Incumbent Martin, newcomers Glenn and Smith win city council seats in Havre de Grace

Voters in Havre de Grace turned out two of the three incumbents seeking seats on the six-member city council during the city's annual election Tuesday.

Incumbents Fred Cullum and Jim Miller lost their bids for new terms, while the third incumbent, Bill Martin was re-elected.

Winning council seats along with Martin were David Glenn and Joe Smith.

In all, seven candidates ran for the three seats.

The unofficial results were:

David Glenn 884

Bill Martin 822

Joe Smith 688

Fred Cullum 579

Jim Miller 410

Barry Scharbrough 372

Robert Sawyer 139

Glenn, a lifelong city resident, and Smith, Scharbrough and Sawyer, all of whom moved to Havre de Grace within the past six years, were all running for the first time.

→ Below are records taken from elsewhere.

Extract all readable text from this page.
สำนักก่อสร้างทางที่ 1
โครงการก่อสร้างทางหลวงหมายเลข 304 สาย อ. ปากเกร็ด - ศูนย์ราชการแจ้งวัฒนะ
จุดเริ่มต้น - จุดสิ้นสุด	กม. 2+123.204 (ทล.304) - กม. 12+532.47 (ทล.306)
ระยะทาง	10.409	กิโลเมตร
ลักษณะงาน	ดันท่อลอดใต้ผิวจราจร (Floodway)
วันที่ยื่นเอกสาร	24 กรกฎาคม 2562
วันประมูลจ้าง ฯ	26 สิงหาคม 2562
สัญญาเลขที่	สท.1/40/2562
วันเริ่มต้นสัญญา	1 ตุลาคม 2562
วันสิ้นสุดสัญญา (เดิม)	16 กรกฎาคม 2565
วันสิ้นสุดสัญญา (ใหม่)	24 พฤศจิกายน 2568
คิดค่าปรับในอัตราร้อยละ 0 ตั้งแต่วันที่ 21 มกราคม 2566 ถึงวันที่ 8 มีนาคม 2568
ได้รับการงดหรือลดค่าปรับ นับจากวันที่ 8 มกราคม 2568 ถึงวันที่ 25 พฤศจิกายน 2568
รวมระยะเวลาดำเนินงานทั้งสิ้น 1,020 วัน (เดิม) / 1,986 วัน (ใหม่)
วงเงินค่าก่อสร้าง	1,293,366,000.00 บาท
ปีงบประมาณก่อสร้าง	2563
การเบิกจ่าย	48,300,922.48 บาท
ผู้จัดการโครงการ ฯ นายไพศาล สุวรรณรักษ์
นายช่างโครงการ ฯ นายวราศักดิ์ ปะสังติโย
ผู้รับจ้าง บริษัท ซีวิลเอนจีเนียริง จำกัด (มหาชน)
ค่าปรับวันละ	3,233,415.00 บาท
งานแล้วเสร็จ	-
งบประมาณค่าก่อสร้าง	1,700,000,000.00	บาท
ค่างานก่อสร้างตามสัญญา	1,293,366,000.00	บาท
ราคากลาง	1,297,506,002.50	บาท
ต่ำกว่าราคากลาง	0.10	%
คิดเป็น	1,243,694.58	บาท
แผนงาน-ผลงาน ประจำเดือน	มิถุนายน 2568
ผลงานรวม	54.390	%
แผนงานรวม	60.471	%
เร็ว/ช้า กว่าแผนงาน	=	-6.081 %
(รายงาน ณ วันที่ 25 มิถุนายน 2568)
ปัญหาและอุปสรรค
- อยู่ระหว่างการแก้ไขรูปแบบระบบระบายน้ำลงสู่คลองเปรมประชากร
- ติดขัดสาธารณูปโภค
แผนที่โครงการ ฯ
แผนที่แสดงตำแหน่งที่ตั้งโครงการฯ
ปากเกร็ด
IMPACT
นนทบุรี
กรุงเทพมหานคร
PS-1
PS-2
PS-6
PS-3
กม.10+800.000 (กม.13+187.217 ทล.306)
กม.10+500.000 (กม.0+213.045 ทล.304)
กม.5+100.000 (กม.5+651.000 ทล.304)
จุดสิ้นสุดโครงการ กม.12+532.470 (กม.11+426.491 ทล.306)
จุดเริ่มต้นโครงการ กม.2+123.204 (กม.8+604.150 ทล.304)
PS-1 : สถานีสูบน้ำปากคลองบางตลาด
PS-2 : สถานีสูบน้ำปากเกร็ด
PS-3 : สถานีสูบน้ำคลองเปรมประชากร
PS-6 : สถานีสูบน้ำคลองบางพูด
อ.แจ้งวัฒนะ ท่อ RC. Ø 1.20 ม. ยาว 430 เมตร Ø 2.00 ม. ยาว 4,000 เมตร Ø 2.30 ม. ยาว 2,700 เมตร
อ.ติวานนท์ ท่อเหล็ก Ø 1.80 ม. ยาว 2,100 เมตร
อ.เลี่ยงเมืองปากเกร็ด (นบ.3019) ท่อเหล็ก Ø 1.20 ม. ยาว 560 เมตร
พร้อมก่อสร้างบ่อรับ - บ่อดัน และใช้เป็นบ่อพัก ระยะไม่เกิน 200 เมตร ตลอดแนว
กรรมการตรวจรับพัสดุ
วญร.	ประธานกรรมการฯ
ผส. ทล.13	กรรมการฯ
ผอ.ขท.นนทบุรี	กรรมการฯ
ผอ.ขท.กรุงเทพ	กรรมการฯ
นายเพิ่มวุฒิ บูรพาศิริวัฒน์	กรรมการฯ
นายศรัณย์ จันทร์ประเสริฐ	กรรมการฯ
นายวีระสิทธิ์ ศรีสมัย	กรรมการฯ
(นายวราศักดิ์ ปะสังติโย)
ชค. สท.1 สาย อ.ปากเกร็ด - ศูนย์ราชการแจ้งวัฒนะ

Election officials said 1,515 people voted at St. Patrick Hall Tuesday, 18.4 percent of 8,230 who were registered. Last year, when the mayor's office was contested, the turnout was 21.8 percent.

Aside from last year, Tuesday's turnout was better than in recent years, particularly in an election with just council seats at stake.

There were 1,179 votes cast in 2010, 830 votes in 2009 – when Mayor Wayne Dougherty ran for re-election unopposed – and 1,054 votes in 2008.

There were 35 absentee ballots left to be counted Thursday; however, there weren't enough of them to alter the order of finish.

Winners laud campaign

The three winners congratulated each other after the results were announced at St. Patrick Hall, and all seemed eager to work together.

Because he had never run for office before, Glenn said he was not sure how many votes to expect.

"I knew my community service was well-recognized," he said about why he may have won. "I worked a hard, clean campaign."

Glenn added he was "overwhelmed" that the citizens showed so much confidence in him.

"I'm excited to join the team," he said.

Others agreed that the campaigning was both aggressive and peaceful.

"I think we all ran pretty strong, solid campaigns," Smith said. "I worked hard and, hopefully, I can say I earned it."

Smith said he felt "relief and a little shock" about winning.

He pointed out the winners are a good mix of newcomers and one veteran, Martin.

The higher than normal turnout may have been a sign of voters' desire for change, Smith said.

"I was one of the recipients of that change," he said. "We will see what that means in the balance of the council."

He also believes Bulle Rock, where he, Scharbrough and Sawyer live, got out the vote this time.

"I had such a huge amount of support, not just from Bulle Rock, from all the parts of the city," Smith said.

"I did what I knew how to do," he said of his campaign. "It obviously paid off."

Martin, the council president, was likewise happy with everyone's campaign and said he looks forward to serving the city yet again.

"I felt I did a pretty good job," Martin said. "The voters had a really good field to choose from. I think this is the most validated election to date."

"All the candidates ran a really clean campaign," he said. "You had a big field of people running and a huge turnout."

Martin said everyone worked hard and the city of Havre de Grace is the real winner.

"It could have been anybody's election," he said. "I am very honored and proud to have another opportunity to serve my city."

Miller, on the outskirts of the post-election crowd, said he was not too surprised by the outcome and felt he had a good run for six years in office.

"I'll get my Monday nights back," Miller joked. "They came after me pretty bad last time."

Miller said he expects "business as usual" at city hall, adding: "It's a rubber stamp council now."

Cullum, the other incumbent who lost, was the council's longest serving member.

Tuesday's winners will be sworn in for their two-year terms during the May 21 city council meeting.